Quasi ogni giorno le cronache segnalano gli importanti successi raggiunti dalla Guardia di Finanza che, svolgendo una encomiabile attività repressiva, scova imponenti fenomeni evasivi. Tuttavia spesso l'intervento delle fiamme gialle giunge quando ormai le prospettive di incasso delle imposte evase sono enormemente ridotte.
Ecco allora che non si può non convenire che la soluzione debba essere preventiva.
A parere di chi scrive si deve cominciare a ragionare nel senso di impedire per legge che realtà criminali possano addirittura nascere attraverso una attenta attività filtro, magari svolta dagli ufficiali roganti prima e dal conservatore del registro delle imprese poi, che possa porre un limite invalicabile alla costituzione delle società cartiere e all'eventuale escamotage di costituire una società con un organo amministrativo "degno" per poi sostituirlo a stretto giro con un semplice verbale di assemblea.

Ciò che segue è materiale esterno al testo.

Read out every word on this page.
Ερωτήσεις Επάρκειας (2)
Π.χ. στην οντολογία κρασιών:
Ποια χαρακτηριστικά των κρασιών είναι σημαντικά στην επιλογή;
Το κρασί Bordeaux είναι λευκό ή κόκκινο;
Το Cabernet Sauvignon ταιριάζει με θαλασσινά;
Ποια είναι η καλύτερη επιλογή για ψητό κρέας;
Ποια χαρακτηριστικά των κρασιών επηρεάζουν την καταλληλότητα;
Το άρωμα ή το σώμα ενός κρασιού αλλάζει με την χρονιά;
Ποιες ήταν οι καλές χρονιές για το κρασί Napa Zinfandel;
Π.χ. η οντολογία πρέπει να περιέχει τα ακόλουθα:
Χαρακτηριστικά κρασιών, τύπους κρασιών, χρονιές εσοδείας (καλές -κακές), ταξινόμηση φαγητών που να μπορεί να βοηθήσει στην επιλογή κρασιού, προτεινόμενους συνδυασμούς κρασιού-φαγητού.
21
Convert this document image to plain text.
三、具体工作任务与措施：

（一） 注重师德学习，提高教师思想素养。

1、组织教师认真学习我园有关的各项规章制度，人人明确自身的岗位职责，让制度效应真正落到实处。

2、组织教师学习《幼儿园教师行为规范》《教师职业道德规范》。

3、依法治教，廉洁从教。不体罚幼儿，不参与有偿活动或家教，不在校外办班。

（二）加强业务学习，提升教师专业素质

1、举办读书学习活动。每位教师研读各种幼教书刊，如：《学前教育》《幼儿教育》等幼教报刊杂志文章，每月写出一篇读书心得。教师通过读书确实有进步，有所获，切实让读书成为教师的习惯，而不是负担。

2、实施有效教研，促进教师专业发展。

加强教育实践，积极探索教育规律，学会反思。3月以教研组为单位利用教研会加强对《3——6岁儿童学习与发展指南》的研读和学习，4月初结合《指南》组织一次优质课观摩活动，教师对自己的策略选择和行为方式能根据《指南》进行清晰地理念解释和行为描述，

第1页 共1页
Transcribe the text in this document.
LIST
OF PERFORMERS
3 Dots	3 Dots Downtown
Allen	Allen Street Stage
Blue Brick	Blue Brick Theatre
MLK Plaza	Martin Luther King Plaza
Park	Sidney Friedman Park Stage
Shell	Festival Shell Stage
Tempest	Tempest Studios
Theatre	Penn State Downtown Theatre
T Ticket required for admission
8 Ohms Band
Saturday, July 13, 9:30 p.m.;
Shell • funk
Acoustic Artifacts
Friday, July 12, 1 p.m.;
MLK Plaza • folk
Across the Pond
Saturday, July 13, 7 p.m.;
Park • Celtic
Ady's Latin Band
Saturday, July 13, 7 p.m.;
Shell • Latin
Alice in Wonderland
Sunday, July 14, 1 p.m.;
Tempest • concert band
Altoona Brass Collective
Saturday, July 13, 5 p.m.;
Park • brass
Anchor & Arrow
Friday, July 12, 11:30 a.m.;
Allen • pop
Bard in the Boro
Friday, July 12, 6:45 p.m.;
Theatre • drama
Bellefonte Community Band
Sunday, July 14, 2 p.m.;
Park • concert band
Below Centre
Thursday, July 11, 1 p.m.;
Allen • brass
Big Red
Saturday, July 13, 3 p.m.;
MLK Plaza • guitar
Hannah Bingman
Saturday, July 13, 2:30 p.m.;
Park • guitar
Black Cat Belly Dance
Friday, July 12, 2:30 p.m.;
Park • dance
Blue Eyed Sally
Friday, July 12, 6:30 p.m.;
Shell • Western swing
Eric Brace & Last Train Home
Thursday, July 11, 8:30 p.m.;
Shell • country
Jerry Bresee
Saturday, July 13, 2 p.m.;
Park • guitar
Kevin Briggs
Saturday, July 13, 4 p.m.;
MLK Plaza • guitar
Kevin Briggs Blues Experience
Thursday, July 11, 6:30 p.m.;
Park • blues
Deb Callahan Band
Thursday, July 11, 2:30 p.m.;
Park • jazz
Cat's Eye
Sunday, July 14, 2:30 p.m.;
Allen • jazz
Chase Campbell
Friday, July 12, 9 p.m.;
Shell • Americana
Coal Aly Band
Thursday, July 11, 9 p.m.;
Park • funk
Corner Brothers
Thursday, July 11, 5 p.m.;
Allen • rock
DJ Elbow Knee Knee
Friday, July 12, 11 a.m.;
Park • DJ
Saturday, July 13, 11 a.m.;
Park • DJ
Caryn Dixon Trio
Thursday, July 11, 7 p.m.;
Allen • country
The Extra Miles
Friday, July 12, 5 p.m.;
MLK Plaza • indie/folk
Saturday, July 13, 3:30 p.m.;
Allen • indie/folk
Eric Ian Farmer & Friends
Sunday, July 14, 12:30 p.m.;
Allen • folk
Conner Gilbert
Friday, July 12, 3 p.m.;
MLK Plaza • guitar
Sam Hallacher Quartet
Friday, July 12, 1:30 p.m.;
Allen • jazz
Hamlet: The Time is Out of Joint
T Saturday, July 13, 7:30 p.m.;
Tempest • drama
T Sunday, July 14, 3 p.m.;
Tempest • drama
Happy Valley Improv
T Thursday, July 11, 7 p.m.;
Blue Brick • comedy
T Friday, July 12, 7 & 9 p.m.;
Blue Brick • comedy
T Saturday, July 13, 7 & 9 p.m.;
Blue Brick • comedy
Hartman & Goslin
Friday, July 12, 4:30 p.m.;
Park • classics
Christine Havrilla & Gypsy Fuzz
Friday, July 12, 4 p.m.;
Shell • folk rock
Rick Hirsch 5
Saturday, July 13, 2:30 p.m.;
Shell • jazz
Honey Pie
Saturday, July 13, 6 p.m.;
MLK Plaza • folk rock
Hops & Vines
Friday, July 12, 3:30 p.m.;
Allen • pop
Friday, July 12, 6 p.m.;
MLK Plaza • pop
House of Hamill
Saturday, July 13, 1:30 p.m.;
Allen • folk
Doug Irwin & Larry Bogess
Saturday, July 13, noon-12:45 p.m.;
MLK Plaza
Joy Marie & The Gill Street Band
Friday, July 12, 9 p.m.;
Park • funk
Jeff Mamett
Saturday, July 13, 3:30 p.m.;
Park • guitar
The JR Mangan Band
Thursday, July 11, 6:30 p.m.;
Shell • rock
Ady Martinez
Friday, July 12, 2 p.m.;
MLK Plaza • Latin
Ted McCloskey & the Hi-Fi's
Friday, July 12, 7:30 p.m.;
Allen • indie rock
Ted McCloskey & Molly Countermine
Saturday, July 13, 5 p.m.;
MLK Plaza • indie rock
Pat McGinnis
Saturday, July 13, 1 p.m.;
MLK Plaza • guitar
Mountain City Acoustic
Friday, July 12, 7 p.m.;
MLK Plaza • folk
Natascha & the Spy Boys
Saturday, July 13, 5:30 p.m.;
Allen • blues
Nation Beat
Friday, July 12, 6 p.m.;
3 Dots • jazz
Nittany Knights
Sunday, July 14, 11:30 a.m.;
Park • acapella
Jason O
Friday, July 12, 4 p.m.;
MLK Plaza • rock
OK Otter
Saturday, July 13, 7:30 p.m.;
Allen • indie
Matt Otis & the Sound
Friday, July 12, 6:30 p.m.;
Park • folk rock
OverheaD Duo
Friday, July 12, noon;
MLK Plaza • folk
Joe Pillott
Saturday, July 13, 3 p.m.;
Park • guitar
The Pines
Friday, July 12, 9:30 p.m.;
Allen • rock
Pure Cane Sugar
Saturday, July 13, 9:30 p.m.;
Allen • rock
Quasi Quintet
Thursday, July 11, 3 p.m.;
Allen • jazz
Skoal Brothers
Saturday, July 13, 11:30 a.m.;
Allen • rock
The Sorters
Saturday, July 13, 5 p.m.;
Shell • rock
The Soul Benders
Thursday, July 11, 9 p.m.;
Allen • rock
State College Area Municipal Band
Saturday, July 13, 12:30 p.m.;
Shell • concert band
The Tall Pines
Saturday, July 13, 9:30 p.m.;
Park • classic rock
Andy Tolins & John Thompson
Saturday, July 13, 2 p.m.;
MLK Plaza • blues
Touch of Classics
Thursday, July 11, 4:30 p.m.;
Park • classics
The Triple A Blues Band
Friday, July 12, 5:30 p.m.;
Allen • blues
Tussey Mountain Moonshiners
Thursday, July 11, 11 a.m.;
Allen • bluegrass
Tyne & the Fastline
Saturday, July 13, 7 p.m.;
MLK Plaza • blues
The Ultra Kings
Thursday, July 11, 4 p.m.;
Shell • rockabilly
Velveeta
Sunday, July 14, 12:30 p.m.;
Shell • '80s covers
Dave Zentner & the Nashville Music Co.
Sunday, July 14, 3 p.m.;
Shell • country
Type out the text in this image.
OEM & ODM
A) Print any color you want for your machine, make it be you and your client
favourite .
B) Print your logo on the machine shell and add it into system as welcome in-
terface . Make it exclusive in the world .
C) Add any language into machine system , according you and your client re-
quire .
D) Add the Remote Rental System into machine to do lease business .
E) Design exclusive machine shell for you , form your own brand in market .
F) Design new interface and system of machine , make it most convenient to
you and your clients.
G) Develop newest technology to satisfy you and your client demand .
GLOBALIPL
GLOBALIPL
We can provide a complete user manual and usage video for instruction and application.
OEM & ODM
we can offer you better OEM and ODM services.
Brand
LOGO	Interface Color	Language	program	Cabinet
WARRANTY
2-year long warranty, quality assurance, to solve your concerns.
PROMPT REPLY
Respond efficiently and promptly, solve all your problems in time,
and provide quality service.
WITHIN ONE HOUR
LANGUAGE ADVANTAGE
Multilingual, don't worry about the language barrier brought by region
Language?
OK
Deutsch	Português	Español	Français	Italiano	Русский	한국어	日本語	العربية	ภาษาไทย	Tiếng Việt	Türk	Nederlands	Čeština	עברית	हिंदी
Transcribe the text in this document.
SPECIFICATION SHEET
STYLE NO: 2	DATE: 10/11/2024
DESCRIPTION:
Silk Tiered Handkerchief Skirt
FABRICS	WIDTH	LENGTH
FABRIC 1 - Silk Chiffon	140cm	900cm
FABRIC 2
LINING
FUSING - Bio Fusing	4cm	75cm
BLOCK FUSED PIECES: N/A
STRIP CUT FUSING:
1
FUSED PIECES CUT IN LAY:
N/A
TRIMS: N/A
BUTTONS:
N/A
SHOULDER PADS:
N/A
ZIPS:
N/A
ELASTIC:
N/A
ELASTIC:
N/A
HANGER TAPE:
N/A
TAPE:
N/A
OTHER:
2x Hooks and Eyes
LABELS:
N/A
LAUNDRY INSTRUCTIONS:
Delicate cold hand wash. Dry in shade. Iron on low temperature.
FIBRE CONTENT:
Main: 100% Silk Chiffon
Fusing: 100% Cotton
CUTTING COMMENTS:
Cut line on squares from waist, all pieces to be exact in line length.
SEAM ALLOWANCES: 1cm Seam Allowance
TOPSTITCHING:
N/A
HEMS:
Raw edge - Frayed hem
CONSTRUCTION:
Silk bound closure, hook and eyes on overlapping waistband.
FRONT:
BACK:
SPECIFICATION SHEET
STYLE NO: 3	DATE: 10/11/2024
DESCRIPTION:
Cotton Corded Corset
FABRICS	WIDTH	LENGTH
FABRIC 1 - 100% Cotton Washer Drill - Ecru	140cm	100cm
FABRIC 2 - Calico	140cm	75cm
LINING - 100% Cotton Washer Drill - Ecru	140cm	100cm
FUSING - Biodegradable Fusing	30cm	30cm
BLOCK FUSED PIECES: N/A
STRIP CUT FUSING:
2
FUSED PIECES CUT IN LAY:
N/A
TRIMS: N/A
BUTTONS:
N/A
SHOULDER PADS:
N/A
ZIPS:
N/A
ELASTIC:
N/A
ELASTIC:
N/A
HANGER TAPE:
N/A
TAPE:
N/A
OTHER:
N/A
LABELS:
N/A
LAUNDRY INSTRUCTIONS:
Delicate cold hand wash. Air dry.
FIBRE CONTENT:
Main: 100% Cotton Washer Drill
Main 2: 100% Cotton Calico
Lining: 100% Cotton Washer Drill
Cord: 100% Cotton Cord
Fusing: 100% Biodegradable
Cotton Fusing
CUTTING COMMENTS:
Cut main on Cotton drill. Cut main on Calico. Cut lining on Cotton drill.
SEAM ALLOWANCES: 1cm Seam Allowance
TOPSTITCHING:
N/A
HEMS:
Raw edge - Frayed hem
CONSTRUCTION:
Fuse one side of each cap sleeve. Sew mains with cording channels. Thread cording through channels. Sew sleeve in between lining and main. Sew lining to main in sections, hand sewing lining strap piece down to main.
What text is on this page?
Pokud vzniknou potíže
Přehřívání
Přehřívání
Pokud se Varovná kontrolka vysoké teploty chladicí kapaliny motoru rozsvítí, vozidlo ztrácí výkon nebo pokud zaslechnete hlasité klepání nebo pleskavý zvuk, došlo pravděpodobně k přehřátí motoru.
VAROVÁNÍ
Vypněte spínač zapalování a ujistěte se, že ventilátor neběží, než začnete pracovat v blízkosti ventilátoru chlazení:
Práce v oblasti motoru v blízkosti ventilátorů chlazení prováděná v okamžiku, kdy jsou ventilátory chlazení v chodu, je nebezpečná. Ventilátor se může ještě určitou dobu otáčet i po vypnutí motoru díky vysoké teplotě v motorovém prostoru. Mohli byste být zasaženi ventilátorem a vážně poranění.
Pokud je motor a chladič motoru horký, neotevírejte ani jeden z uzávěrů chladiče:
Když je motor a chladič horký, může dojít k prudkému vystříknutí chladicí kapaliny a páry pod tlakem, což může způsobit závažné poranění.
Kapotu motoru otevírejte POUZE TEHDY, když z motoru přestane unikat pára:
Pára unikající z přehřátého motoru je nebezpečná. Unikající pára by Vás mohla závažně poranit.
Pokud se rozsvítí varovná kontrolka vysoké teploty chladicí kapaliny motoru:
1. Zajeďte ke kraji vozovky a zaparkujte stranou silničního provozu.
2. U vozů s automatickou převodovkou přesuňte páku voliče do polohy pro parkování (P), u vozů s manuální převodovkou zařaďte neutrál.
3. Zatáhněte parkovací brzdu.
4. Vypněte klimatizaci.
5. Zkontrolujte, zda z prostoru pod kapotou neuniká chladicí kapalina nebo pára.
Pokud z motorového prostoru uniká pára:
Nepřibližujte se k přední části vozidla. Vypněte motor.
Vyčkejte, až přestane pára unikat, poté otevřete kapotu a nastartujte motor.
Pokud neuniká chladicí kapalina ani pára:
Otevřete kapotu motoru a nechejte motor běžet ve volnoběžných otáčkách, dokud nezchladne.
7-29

Insomma creare un sistema informativo, più penetrante rispetto a quello offerto dal Registro Imprese, che possa consentire a chi venisse affidata l'attività di controllo preventivo di individuare ab origine l'opacità di determinate iniziative e, pertanto, di potersi opporre.
La speranza è che si possano creare i presupposti affinché la lotta all'evasione fiscale benefici finalmente di un cambio di marcia con l'esaltazione della fase preventiva volta ad impedire la commissione di fatti evasivi relegando a quella repressiva un numero di casi via via sempre più decrescente. La riforma del codice della crisi e dell'insolvenza sembra andare in questa direzione.